11 Jun 2007
We are 40 years into the Israeli occupation, and the systematic destruction of Palestine, the Palestinians and their culture continues. I am not a Palestinian, but throughout my adult life their story has been important to me.
From my first visit to the Palestinian camps in Lebanon in 1971, which led to my doctoral dissertation "Arabs in the Promised Land," a study of the emergence of Palestinian national consciousness, and later motivated me to establish the Palestine Human Rights Campaign, I have been haunted by the plight of this captive and displaced nation.
Along the way, I have met some extraordinary people, whose commitment to justice and perseverance in the face of adversity, have inspired and challenged me.
First and foremost among them were the people of Ein Al Hilweh, the refugee camp I visited in 1971. They spoke with reverence of their homes, villages and way of life they had lost, of their remembrances of forced exodus in 1948, and of their hopes for the future.
I recall most vividly the grandmother of my host in the camp. Umm Abid was a strong woman who possessed steel grey eyes and a face hardened by history and the elements.
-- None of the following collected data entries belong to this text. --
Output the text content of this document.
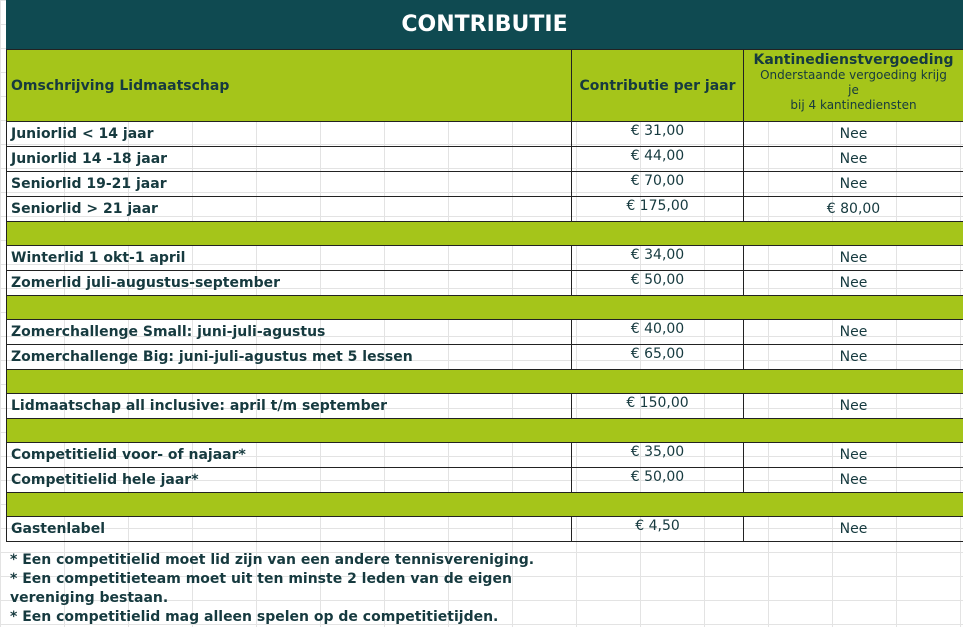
CONTRIBUTIE
Omschrijving Lidmaatschap	Contributie per jaar	Kantinedienstvergoeding
Onderstaande vergoeding krijg
je
bij 4 kantinediensten

Juniorlid < 14 jaar	€ 31,00	Nee
Juniorlid 14 -18 jaar	€ 44,00	Nee
Seniorlid 19-21 jaar	€ 70,00	Nee
Seniorlid > 21 jaar	€ 175,00	€ 80,00

Winterlid 1 okt-1 april	€ 34,00	Nee
Zomerlid juli-augustus-september	€ 50,00	Nee

Zomerchallenge Small: juni-juli-agustus	€ 40,00	Nee
Zomerchallenge Big: juni-juli-agustus met 5 lessen	€ 65,00	Nee

Lidmaatschap all inclusive: april t/m september	€ 150,00	Nee

Competitielid voor- of najaar*	€ 35,00	Nee
Competitielid hele jaar*	€ 50,00	Nee

Gastenlabel	€ 4,50	Nee
* Een competitielid moet lid zijn van een andere tennisvereniging.
* Een competitieteam moet uit ten minste 2 leden van de eigen
vereniging bestaan.
* Een competitielid mag alleen spelen op de competitietijden.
The day I left, she looked hard at me and said, "Now you've heard our stories, what will you do?" In some ways, through my work during the past 36 years, I have been answering her question.
I was also fortunate enough to meet Palestinian poets and artists, men such as Kamal Boulatta and Esmail Shamout, who embodied the soul of Palestine in their art.
Then there were the poets such as Tawfik Zayed and Mahmoud Darwish, whose works taunted the occupiers while empowering Palestinians with a bold new language of identity.
Over the years, I interviewed so many men and women who had suffered unimaginable horror under the hand of the occupation authorities.
Lack of anger
What remains with me from all of these encounters was the lack of anger. What these Palestinians wanted most was to return to a normal life and to secure the right to live as free people to rebuild Palestine.
My work also brought me into contact with some extraordinary Israeli human rights activists. Two who stood out as most significant were Felicia Langer and Dr Israel Shahak. Israel, who as a child was interned in the Nazi camp at Bergen-Belsen, chaired the Israeli League for Human and Civil Rights. His motto was "Equal rights for every human being" and he lived it.
Derided by her detractors as a Communist, Felicia was an attorney and a passionate defender of Palestinian victims of Israeli land theft, home demolition and political repression. Each week she would write to me in elegant prose, telling me of her new cases and appealing for support. "Your letters from the US," she would say, "can hold back the hand of the torturer, and rein in the bulldozers".
Writing of Felicia and Israel, one young Palestinian said, "They defend us. But they also defend their own, because they remind us all that our two peoples can coexist."
We are not yet done. The occupation continues and new heroes have emerged. There are the courageous internationals such as Rachel Corrie and the Christian Witnesses for Peace, who put their lives on the line to stop abuse. There are also the Israelis in Peace Now's Settlement Watch Campaign and the human rights monitors at B'Tselem. The risks they take are great and their reporting is invaluable.
And then there are men such as Zahi Khouri, Ebrahim Abu Lughod, and Sam Bahhur - Palestinian Americans who, after Oslo, decided to pull up stakes in America and return to rebuild their beloved land.
These are but a few of the many heroes Palestine has produced. I have been inspired by their lives and work. And from them I've learned even more.
The tragedy, of course, is that 40 years later the nightmare continues. But I know Palestinians, their steadfastness and their remarkable ability to breed heroes out of hardship. And I know that there remain Israelis committed to justice and who continue to challenge their people to righteousness. Because of this, I have faith that this nightmare will continue to produce heroes who will, one day, bring it to an end.
Dr James Zogby is the president of the Arab American Institute in Washington, DC.